Dinanzi all’antropofagia politica del libertario, che avendo fatto incetta di tutti i valori in campo, non può che ricadere, pur senza volerlo ed esserne consapevole , nella premoderna eticizzazione e sacralizzazione della politica – se democrazia, libertà, giustizia, altruismo etc. stanno da una parte, che cosa rimane nell’altra se non « egoismo, pregiudizio, violenza, monopolio, proibizionismo, protezionismo» etc.? – forse è venuto il momento di ricordare alcuni tratti decisivi del «liberalismo reale»:

1. il riconoscimento della pluralità dei valori e della loro difficile e problematica convivenza;
2. la consapevolezza che gli dei sono tanti («laici, democratici, libertari, radicali e socialisti ») e che solo la mens totalitaria può pensare di rinchiuderli in un unico Pantheon;
3. la presa di coscienza che giustizia, altruismo, individualità, autonomia possono avere significati diversi a seconda dei tempi, dei luoghi, degli ambienti sociali e che né i liberali né gli altri hanno le ricette infallibili contro l’ingiustizia, l’egoismo, il pregiudizio, la violenza etc.;
4. il senso profondo dei limiti dell’agire umano, fondato sull’idea del ‘peccato originale’ (da Kant ritradotto nel ‘legno storto’ dell’umanità) e, quindi, la rinuncia a ogni tipo di perfettismo: sia a quello forte, totalitario, sia a quello debole, che crede di poter conciliare eguaglianza e libertà con la buona volontà e con leggi ‘appropriate’;
5. la distinzione netta tra lo ‘spirito della modernità’ e lo ‘spirito del liberalismo’. Il liberalismo sta nel moderno ma ne è solo una parte. A distinguerlo dai parenti ideologici vicini e lontani, non è genericamente un’«etica» e tanto meno un «metodo» ma il convincimento radicato che le «promesse della modernità» hanno qualche probabilità di realizzarsi solo in presenza di talune istituzioni specifiche: uno Stato forte, sì, ma in un ambito rigorosamente delimitato dalle leggi e dai costumi; un’economia di mercato fondata sulla proprietà privata e sul perseguimento del profitto; il primato dei ‘diritti soggettivi’ sull’«interesse pubblico»; la separazione dei poteri, effettiva solo in un sistema politico nel quale il cittadino non si attende il posto al sole dalle decisioni dei governi e dalle sentenze dei magistrati ma dalla sua fortuna e dalla sua abilità.

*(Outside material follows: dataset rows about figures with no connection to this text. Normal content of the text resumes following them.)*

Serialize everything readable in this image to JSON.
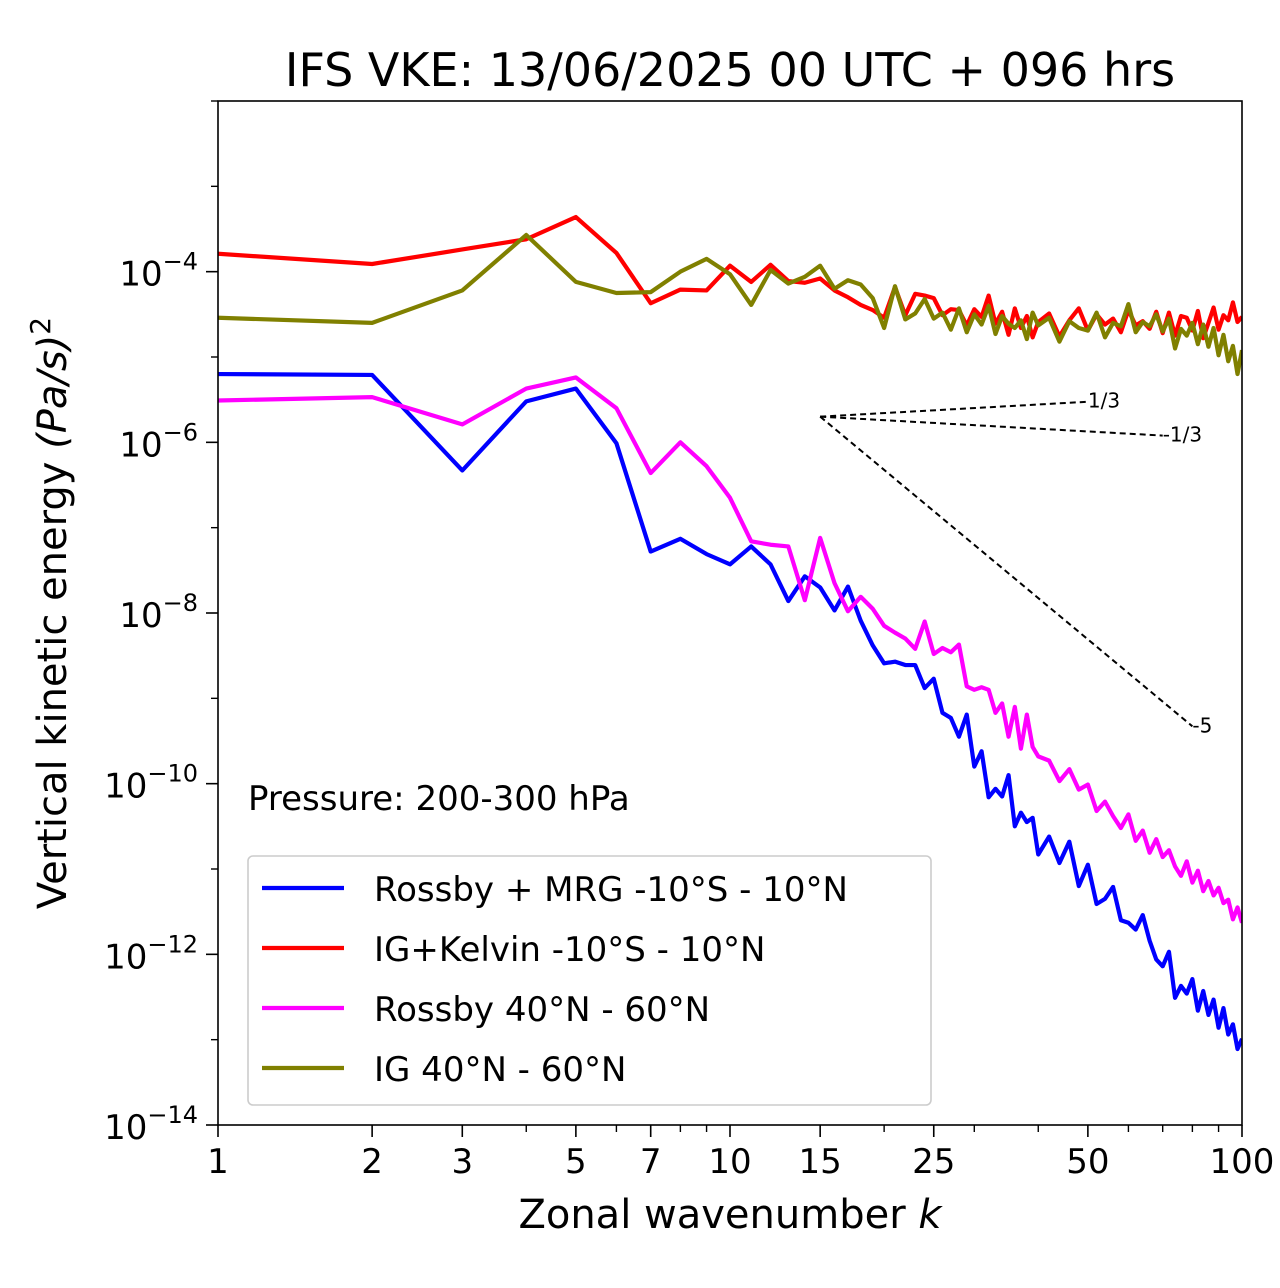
{
  "chart_data": {
    "type": "line",
    "title": "IFS VKE: 13/06/2025 00 UTC + 096 hrs",
    "xlabel": "Zonal wavenumber",
    "xlabel_var": "k",
    "ylabel": "Vertical kinetic energy",
    "ylabel_units": "(Pa/s)",
    "ylabel_exp": "2",
    "xscale": "log",
    "yscale": "log",
    "xlim": [
      1,
      100
    ],
    "ylim": [
      1e-14,
      0.01
    ],
    "xticks": [
      1,
      2,
      3,
      5,
      7,
      10,
      15,
      25,
      50,
      100
    ],
    "xtick_labels": [
      "1",
      "2",
      "3",
      "5",
      "7",
      "10",
      "15",
      "25",
      "50",
      "100"
    ],
    "yticks_exp": [
      -14,
      -12,
      -10,
      -8,
      -6,
      -4
    ],
    "ytick_base": "10",
    "ytick_exp_labels": [
      "−14",
      "−12",
      "−10",
      "−8",
      "−6",
      "−4"
    ],
    "annotation": "Pressure: 200-300 hPa",
    "legend_position": "lower-left",
    "grid": false,
    "reference_lines": [
      {
        "label": "1/3",
        "slope": 0.3333,
        "x": [
          15,
          50
        ],
        "y": [
          2e-06,
          2.99e-06
        ]
      },
      {
        "label": "-1/3",
        "slope": -0.3333,
        "x": [
          15,
          70
        ],
        "y": [
          2e-06,
          1.2e-06
        ]
      },
      {
        "label": "-5",
        "slope": -5,
        "x": [
          15,
          80
        ],
        "y": [
          2e-06,
          4.7e-10
        ]
      }
    ],
    "series": [
      {
        "name": "Rossby + MRG -10°S - 10°N",
        "color": "#0000ff",
        "k": [
          1,
          2,
          3,
          4,
          5,
          6,
          7,
          8,
          9,
          10,
          11,
          12,
          13,
          14,
          15,
          16,
          17,
          18,
          19,
          20,
          21,
          22,
          23,
          24,
          25,
          26,
          27,
          28,
          29,
          30,
          31,
          32,
          33,
          34,
          35,
          36,
          37,
          38,
          39,
          40,
          42,
          44,
          46,
          48,
          50,
          52,
          54,
          56,
          58,
          60,
          62,
          64,
          66,
          68,
          70,
          72,
          74,
          76,
          78,
          80,
          82,
          84,
          86,
          88,
          90,
          92,
          94,
          96,
          98,
          100
        ],
        "log10_y": [
          -5.2,
          -5.21,
          -6.33,
          -5.52,
          -5.37,
          -6.01,
          -7.28,
          -7.13,
          -7.31,
          -7.43,
          -7.22,
          -7.43,
          -7.86,
          -7.57,
          -7.7,
          -7.97,
          -7.69,
          -8.09,
          -8.38,
          -8.59,
          -8.57,
          -8.61,
          -8.61,
          -8.88,
          -8.77,
          -9.17,
          -9.23,
          -9.45,
          -9.19,
          -9.8,
          -9.62,
          -10.16,
          -10.06,
          -10.15,
          -9.9,
          -10.5,
          -10.34,
          -10.45,
          -10.4,
          -10.83,
          -10.62,
          -10.93,
          -10.68,
          -11.2,
          -10.95,
          -11.41,
          -11.35,
          -11.21,
          -11.6,
          -11.63,
          -11.71,
          -11.54,
          -11.84,
          -12.06,
          -12.14,
          -11.97,
          -12.51,
          -12.37,
          -12.46,
          -12.29,
          -12.66,
          -12.43,
          -12.71,
          -12.53,
          -12.86,
          -12.63,
          -12.94,
          -12.82,
          -13.11,
          -12.99
        ]
      },
      {
        "name": "IG+Kelvin -10°S - 10°N",
        "color": "#ff0000",
        "k": [
          1,
          2,
          3,
          4,
          5,
          6,
          7,
          8,
          9,
          10,
          11,
          12,
          13,
          14,
          15,
          16,
          17,
          18,
          19,
          20,
          21,
          22,
          23,
          24,
          25,
          26,
          27,
          28,
          29,
          30,
          31,
          32,
          33,
          34,
          35,
          36,
          37,
          38,
          39,
          40,
          42,
          44,
          46,
          48,
          50,
          52,
          54,
          56,
          58,
          60,
          62,
          64,
          66,
          68,
          70,
          72,
          74,
          76,
          78,
          80,
          82,
          84,
          86,
          88,
          90,
          92,
          94,
          96,
          98,
          100
        ],
        "log10_y": [
          -3.79,
          -3.91,
          -3.74,
          -3.62,
          -3.36,
          -3.78,
          -4.37,
          -4.21,
          -4.22,
          -3.93,
          -4.12,
          -3.92,
          -4.11,
          -4.13,
          -4.08,
          -4.22,
          -4.3,
          -4.39,
          -4.45,
          -4.54,
          -4.18,
          -4.51,
          -4.26,
          -4.28,
          -4.31,
          -4.51,
          -4.44,
          -4.45,
          -4.63,
          -4.44,
          -4.53,
          -4.28,
          -4.61,
          -4.47,
          -4.74,
          -4.43,
          -4.66,
          -4.52,
          -4.77,
          -4.59,
          -4.49,
          -4.76,
          -4.57,
          -4.43,
          -4.69,
          -4.5,
          -4.62,
          -4.55,
          -4.71,
          -4.45,
          -4.63,
          -4.58,
          -4.67,
          -4.47,
          -4.72,
          -4.48,
          -4.75,
          -4.52,
          -4.54,
          -4.69,
          -4.46,
          -4.78,
          -4.6,
          -4.42,
          -4.68,
          -4.51,
          -4.57,
          -4.36,
          -4.59,
          -4.53
        ]
      },
      {
        "name": "Rossby 40°N - 60°N",
        "color": "#ff00ff",
        "k": [
          1,
          2,
          3,
          4,
          5,
          6,
          7,
          8,
          9,
          10,
          11,
          12,
          13,
          14,
          15,
          16,
          17,
          18,
          19,
          20,
          21,
          22,
          23,
          24,
          25,
          26,
          27,
          28,
          29,
          30,
          31,
          32,
          33,
          34,
          35,
          36,
          37,
          38,
          39,
          40,
          42,
          44,
          46,
          48,
          50,
          52,
          54,
          56,
          58,
          60,
          62,
          64,
          66,
          68,
          70,
          72,
          74,
          76,
          78,
          80,
          82,
          84,
          86,
          88,
          90,
          92,
          94,
          96,
          98,
          100
        ],
        "log10_y": [
          -5.51,
          -5.47,
          -5.79,
          -5.37,
          -5.24,
          -5.6,
          -6.36,
          -6.0,
          -6.28,
          -6.65,
          -7.16,
          -7.2,
          -7.22,
          -7.85,
          -7.12,
          -7.65,
          -7.98,
          -7.81,
          -7.95,
          -8.15,
          -8.23,
          -8.3,
          -8.42,
          -8.1,
          -8.48,
          -8.41,
          -8.46,
          -8.37,
          -8.86,
          -8.9,
          -8.87,
          -8.9,
          -9.17,
          -9.06,
          -9.45,
          -9.1,
          -9.59,
          -9.19,
          -9.57,
          -9.68,
          -9.73,
          -9.97,
          -9.83,
          -10.07,
          -10.01,
          -10.32,
          -10.21,
          -10.38,
          -10.52,
          -10.36,
          -10.67,
          -10.55,
          -10.81,
          -10.65,
          -10.86,
          -10.78,
          -10.97,
          -11.08,
          -10.91,
          -11.16,
          -11.02,
          -11.26,
          -11.14,
          -11.31,
          -11.22,
          -11.4,
          -11.36,
          -11.59,
          -11.45,
          -11.63
        ]
      },
      {
        "name": "IG 40°N - 60°N",
        "color": "#808000",
        "k": [
          1,
          2,
          3,
          4,
          5,
          6,
          7,
          8,
          9,
          10,
          11,
          12,
          13,
          14,
          15,
          16,
          17,
          18,
          19,
          20,
          21,
          22,
          23,
          24,
          25,
          26,
          27,
          28,
          29,
          30,
          31,
          32,
          33,
          34,
          35,
          36,
          37,
          38,
          39,
          40,
          42,
          44,
          46,
          48,
          50,
          52,
          54,
          56,
          58,
          60,
          62,
          64,
          66,
          68,
          70,
          72,
          74,
          76,
          78,
          80,
          82,
          84,
          86,
          88,
          90,
          92,
          94,
          96,
          98,
          100
        ],
        "log10_y": [
          -4.54,
          -4.6,
          -4.22,
          -3.57,
          -4.12,
          -4.25,
          -4.24,
          -4.0,
          -3.85,
          -4.03,
          -4.39,
          -3.98,
          -4.14,
          -4.06,
          -3.93,
          -4.2,
          -4.1,
          -4.15,
          -4.31,
          -4.66,
          -4.17,
          -4.56,
          -4.49,
          -4.32,
          -4.55,
          -4.48,
          -4.68,
          -4.43,
          -4.71,
          -4.5,
          -4.62,
          -4.4,
          -4.73,
          -4.52,
          -4.61,
          -4.66,
          -4.57,
          -4.79,
          -4.48,
          -4.63,
          -4.54,
          -4.82,
          -4.58,
          -4.66,
          -4.69,
          -4.48,
          -4.77,
          -4.6,
          -4.64,
          -4.38,
          -4.71,
          -4.59,
          -4.64,
          -4.5,
          -4.7,
          -4.55,
          -4.9,
          -4.67,
          -4.75,
          -4.6,
          -4.85,
          -4.62,
          -4.88,
          -4.66,
          -4.98,
          -4.74,
          -5.05,
          -4.87,
          -5.2,
          -4.92
        ]
      }
    ]
  }
}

Dopo aver letto l’articolo di Segneri resta nell’animo la tristezza di dover constatare che il fascismo, come stato della mente e disposizione dell’animo, in Italia non è ancor morto. Oggi come ottant’anni fa, c’è chi non si rassegna ad essere un giocatore accanto ad altri giocatori – liberale accanto a democratici, a conservatori, a socialisti etc. – ma vuole recitare tutte le parti e, per giustificarsi, ripropone sintesi ardite che, comunque, si vanno sempre più scontrando con le «dure repliche delle urne».